Tuesday, December 2, 2014

Clustering of categorical variables (slides)

The aim of clustering of categorical variables is to group variables according to their relationship. The variables in the same cluster are highly related; variables in different clusters are weakly related. In these slides, we describe an approach based on the Cramer’s V measure of association. We observe that the approach can highlight subset of variables which is useful - for instance - in a variable selection process for a subsequent supervised learning task. But, on the other hand, we have no indication about the nature of these associations. The interpretation of the groups is not obvious.

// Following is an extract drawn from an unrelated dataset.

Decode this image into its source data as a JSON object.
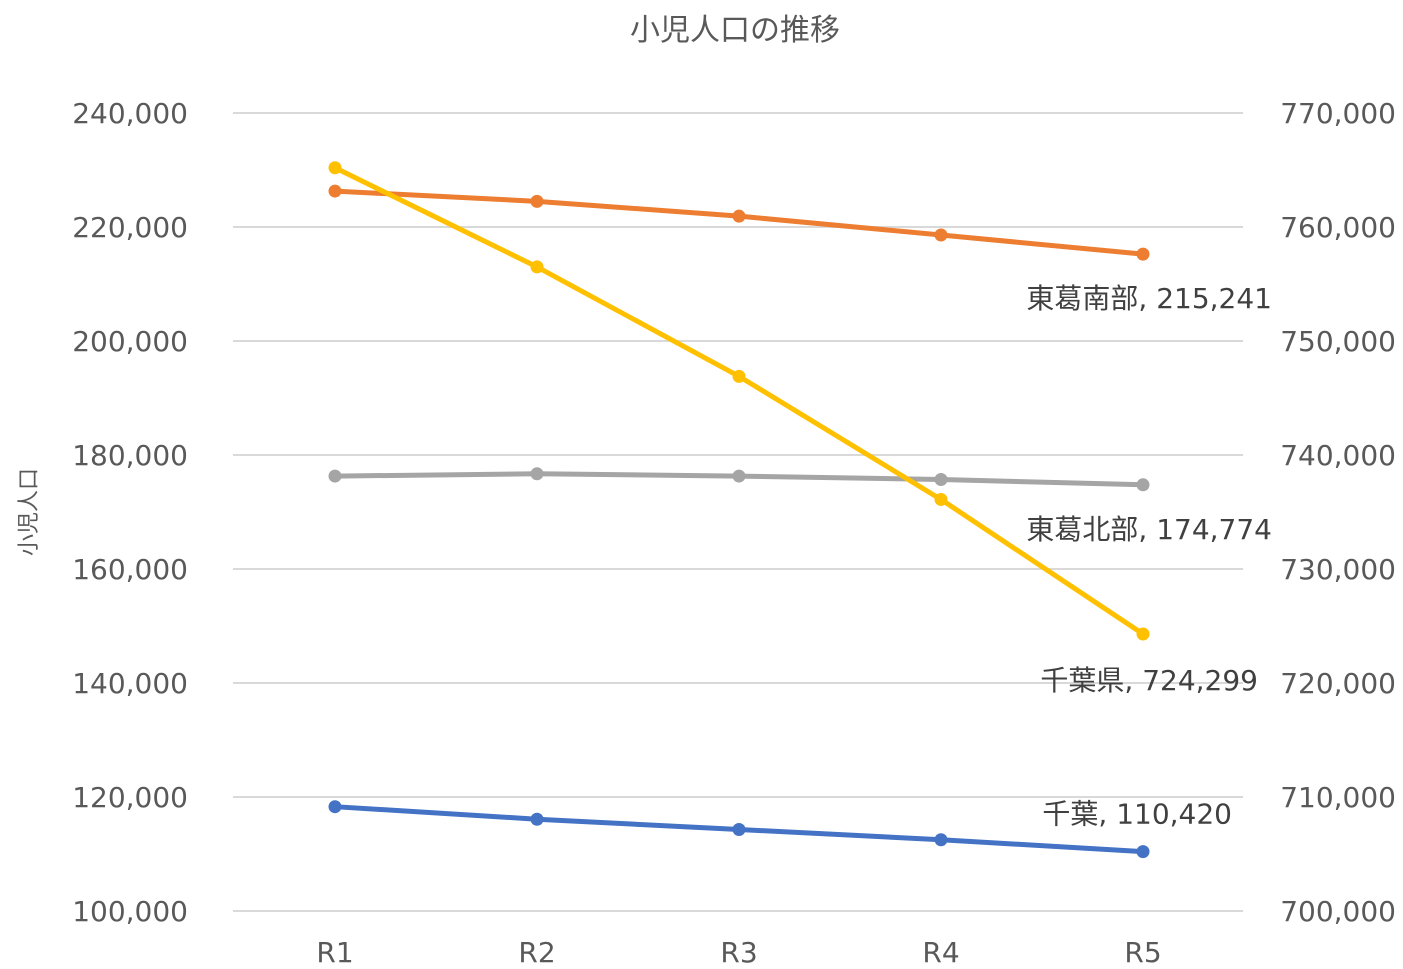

This leads us to deepen the analysis and to take an interest in the clustering of the categories of nominal variables. An approach based on a measure of similarity between categories using the indicator variables (dummy variables) is described. Other approaches are also reviewed. The main advantage of this kind of analysis (clustering of categories) is that we can easily interpret the underlying nature of the groups.

Keywords: categorical variables, qualitative variables, categories, clustering, clustering variables, latent variable, cramer's v, dice's index, clusters, groups, bottom-up, hierarchical agglomerative clustering, hac, top down, mca, multiple correspondence analysis
Components (Tanagra): CATVARHCA
Slides: Clustering of categorical variables
References:
H. Abdallah, G. Saporta, « Classification d’un ensemble de variables qualitatives » (Clustering of a set of categorical variables), in Revue de Statistique Appliquée, Tome 46, N°4, pp. 5-26, 1998.
F. Harrell Jr, « Hmisc: Harrell Miscellaneous », version 3.14-5.